Another risk is a likely collapse in the commercial real estate market. (The residential real estate market is in decline because mortgage loans are scarce, or too expensive). In commercial real estate, a lot of buildings are facing low occupancy rates after small businesses/startups closed down for the same reason, viz. scarcity of funds or cost of funds. Most of the buildings are financed by the smaller Community Banks, and are finding it tougher to get refinanced, more so due to low occupancy.

A scarier prospect is the Goldman Sachs report that as many as 300 m. jobs could be affected by AI! The loss of so many jobs would result in social unrest, which could be somewhat mitigated by a Minimum Basic Income. Which is questionable, because the current social safety net, i.e. the pension system, is underfunded. Watch Senator Bill Cassidy (R-Louisiana) point this out in a heated exchange with Janet Yellen at a Senate hearing. He says that, within 9 years, as per law, there would be a 24% cut in social security benefits, due to insufficient funds. Additional funds need to be raised. They cannot raise enough by additional taxes on those earning over $ 400,000, as Biden plans to. Nor can they be raised through debt, which would raise it to 200% of GDP.

French President Macron has seen this issue in France, and is seeking to correct it by raising the retirement age by 2 years. This has led to widespread protests. Is Paris Burning? Yes.

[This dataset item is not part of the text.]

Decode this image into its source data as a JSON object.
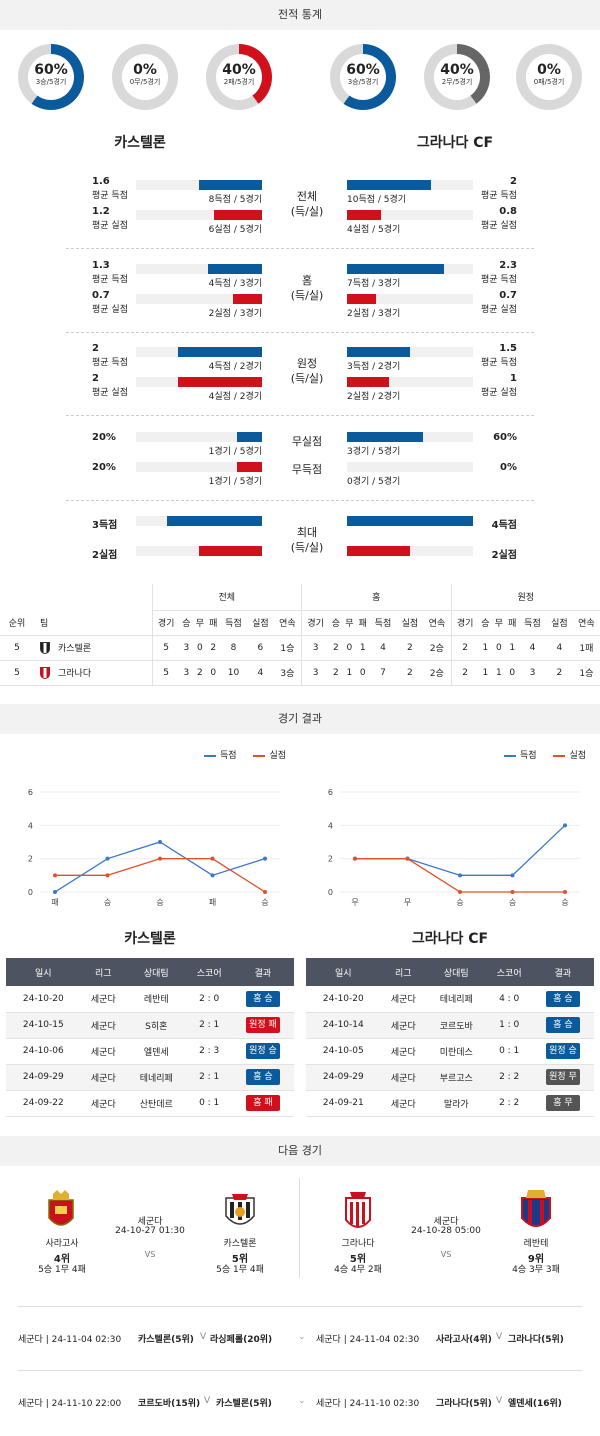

In contrast, thanks to favorable demographics in India (more young people contributing to pension fund, than older people withdrawing from it), state run EPFO has managed to increase dividend for its beneficiaries.

The missing link now is China. Premier Lee Qiang, recently appointed, inaugurated  the China Development Forum, a 3 day event in Beijing. Judging by the participation of global CEOs, there seems to be a lot of continued interest in China. Present were CEOs of Apple, Tim Cook, Blackstone, Stephen Shwarzman, Samsung, Lee Jae-Yong, Bridgewater, Ray Dalio, Pfizer, Albert Bourla, and others. If China opens up with a bang, it will push up economic growth.

On the other hand, China has a lot of issues, including an extremely high level of debt! With a debt/gdp ratio of 273%. Its local Governments (State Governments) have also taken huge debts, both domestically and globally. According to a video, China’s local Governments have a debt burden of $5 trillion (@7:59). In addition, many of the 120 countries it has extended loans to, for BRI projects, are unable to repay.

Last week the BSE Sensex closed at 58991, up 1464 points.

Goldman Sachs is predicting for the US economy a soft landing (no recession, or a mild one) due to the strength of the US labour market. But, given the plethora of negative scenarios outlined above, a US recession is likely. The Russian offensive in Ukraine is now at a standstill, because of soft black soil over which tanks and heavy artillery can’t roll. Russia has gathered an overwhelming troop superiority, and the offensive would begin in May. It is soulless of global leaders not to attempt a peaceful resolution, to prevent further loss of lives.

In this crazy world, when did peace become a four letter word?